The other four sections, “Curiosity,” “People,” “Paths,” and “Honesty,” combine interviews, examples, charts, and bulleted sections with key phrases to remember, such as “voice your concerns” and “pause and hold” . They describe how and when to enter into discussions with those of different blocks (and, most importantly, when not). Guzmán’s recipe for what is wrong with our society is to replace certainty with curiosity, to stop seeing people as representatives of groups we can reject and instead see them as individuals whose backgrounds determine their beliefs. She writes, “If there’s one question I want to convince you to ask more often, it’s ‘What am I missing?'”
Then, Guzmán says, it becomes possible to have what she calls INTOIT moments (for “I Never Thought of It That Way”), where we see the person behind politics. Just as the path to better health is often disappointingly low-tech—not a panacea but the dull and difficult mundaneness of sleep hygiene and mindful eating—the cure for polarization is the simple and underappreciated art of conversation. But of course simple doesn’t mean easy.

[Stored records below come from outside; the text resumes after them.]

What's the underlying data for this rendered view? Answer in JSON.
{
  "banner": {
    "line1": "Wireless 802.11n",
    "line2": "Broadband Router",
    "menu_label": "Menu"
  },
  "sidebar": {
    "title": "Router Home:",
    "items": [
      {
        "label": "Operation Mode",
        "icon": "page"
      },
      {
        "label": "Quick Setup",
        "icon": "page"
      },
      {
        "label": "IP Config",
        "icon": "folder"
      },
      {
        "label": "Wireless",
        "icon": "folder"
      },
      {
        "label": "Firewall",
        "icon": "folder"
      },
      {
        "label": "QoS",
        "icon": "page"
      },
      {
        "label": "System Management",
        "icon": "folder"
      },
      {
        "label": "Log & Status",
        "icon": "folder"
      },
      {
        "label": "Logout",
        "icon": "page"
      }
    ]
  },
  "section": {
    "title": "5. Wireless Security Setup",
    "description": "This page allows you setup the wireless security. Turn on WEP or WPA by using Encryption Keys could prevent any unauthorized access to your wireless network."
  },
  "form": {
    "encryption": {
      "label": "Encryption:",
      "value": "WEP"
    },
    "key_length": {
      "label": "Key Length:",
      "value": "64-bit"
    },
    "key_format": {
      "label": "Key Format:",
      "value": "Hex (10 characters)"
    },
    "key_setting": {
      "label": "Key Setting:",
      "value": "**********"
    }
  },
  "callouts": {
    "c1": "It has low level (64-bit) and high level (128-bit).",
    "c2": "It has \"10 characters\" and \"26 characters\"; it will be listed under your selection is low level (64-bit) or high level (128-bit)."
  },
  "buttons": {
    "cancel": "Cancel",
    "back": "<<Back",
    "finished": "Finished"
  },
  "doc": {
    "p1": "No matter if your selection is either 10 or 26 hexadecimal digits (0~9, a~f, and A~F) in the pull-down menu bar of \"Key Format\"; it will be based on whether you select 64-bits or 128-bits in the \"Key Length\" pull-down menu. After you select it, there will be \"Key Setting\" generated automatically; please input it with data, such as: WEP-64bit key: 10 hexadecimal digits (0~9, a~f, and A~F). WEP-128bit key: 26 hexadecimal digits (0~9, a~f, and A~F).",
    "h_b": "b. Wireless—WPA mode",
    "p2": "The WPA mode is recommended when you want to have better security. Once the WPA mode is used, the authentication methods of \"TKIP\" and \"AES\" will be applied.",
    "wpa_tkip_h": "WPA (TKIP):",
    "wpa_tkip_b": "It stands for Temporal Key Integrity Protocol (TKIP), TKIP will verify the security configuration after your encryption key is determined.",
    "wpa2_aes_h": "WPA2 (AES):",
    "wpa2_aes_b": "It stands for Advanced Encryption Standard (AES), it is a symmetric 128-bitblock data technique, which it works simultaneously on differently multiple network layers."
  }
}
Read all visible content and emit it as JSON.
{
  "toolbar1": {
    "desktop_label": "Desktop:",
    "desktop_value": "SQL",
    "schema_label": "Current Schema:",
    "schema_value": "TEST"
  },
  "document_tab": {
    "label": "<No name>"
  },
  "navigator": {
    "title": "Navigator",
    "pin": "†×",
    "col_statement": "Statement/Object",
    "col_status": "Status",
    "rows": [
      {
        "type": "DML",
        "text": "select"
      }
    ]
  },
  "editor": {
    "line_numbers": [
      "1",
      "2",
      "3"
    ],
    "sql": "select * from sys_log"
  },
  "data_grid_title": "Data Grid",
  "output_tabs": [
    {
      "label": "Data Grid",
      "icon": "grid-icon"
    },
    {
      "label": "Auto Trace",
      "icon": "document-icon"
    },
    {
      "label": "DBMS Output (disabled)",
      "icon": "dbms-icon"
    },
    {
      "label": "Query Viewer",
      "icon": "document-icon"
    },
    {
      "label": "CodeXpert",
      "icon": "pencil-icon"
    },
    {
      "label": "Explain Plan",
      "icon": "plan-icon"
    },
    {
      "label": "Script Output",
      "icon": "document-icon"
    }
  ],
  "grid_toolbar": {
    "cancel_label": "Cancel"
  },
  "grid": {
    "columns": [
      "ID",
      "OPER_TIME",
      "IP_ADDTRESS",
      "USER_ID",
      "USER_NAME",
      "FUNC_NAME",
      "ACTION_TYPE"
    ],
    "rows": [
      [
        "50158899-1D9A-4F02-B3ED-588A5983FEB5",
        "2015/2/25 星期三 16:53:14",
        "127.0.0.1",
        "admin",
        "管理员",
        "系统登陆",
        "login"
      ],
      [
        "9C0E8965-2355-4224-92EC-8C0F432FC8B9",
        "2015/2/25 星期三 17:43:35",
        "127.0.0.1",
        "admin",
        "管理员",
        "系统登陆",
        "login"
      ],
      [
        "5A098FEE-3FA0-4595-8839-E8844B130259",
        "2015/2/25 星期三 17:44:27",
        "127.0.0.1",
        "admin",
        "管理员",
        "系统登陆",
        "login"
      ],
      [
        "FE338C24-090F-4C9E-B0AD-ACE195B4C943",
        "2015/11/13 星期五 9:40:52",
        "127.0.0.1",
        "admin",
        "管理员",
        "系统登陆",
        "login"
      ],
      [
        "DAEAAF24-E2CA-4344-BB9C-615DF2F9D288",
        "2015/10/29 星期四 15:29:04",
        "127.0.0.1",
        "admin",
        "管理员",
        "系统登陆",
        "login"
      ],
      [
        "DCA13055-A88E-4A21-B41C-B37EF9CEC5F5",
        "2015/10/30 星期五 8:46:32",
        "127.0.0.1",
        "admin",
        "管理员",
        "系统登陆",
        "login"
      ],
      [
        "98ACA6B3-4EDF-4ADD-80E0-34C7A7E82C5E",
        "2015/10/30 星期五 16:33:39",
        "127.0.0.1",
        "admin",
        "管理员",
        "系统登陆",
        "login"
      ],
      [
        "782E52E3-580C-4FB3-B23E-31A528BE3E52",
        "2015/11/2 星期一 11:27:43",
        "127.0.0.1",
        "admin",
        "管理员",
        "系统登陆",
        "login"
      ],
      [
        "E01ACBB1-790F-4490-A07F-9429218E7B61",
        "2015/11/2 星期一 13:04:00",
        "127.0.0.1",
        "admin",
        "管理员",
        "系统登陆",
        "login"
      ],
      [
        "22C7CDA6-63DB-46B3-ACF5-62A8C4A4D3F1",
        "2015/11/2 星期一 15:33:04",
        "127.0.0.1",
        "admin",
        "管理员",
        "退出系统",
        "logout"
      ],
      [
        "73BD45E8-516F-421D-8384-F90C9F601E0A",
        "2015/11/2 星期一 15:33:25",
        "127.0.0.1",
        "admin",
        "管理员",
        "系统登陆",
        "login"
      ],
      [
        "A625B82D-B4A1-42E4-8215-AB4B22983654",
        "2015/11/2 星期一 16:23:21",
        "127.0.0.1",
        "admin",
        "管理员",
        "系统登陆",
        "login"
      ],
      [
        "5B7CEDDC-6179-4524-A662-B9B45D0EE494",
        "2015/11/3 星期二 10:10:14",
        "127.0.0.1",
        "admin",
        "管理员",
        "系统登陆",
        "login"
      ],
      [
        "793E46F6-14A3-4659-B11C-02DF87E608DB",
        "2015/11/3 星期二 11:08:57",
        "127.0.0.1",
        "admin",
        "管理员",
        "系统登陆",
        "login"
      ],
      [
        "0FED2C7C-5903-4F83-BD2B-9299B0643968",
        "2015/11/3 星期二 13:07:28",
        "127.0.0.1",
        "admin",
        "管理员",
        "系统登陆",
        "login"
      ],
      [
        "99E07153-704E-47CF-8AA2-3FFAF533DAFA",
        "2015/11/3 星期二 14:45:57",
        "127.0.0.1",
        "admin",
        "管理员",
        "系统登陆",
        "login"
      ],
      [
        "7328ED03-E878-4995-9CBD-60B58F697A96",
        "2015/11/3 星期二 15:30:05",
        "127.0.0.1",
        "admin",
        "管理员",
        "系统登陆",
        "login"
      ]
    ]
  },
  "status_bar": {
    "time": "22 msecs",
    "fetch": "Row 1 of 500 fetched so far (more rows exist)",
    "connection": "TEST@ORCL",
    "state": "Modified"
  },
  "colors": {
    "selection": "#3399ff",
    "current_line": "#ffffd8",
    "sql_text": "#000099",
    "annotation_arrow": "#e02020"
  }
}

Guzmán writes that she happily gets lost in interviews with people with whom she has little in common, seeing their differing opinions as invitations to learn rather than direct threats to her beliefs. I would have liked to have seen more cathartic stories of connectedness, more direct examples of what that looks like; I didn’t have as many INTOIT moments reading it as I’d hoped. I was drawn to the title because, as a frequent opinion writer, that’s the reaction I hope to elicit. Not ‘You’re right’, but ‘Interesting point’. But while I am professionally required to consider points of view that differ from mine, and love the emotional and mental training this can provide, I am often unruly interpersonally and demand that good friends see things my way.
Guzmán’s lesson seems to be to give up the need to be right and focus on the need to stay connected. The book’s biggest offer, I think, is permission to reclaim people we may have dumped for ideological reasons; such connections will not tarnish us, but can enrich us. I see this book helping estranged parties equally invested in bridging a chasm—it could be used as reading material for broken families striving for a harmonious Thanksgiving dinner.
Would the same techniques work on a larger scale, in a country where 62 percent of Americans feel unsafe to express their political views, when the right and left are so extreme that more people are declaring political homelessness every day? Perhaps partly because I live in such a politically separate world, I often disagree with members of my own party. Can a book like Guzmán’s take us past intra-party battles over race and gender? National screaming contests about infrastructure and abortion?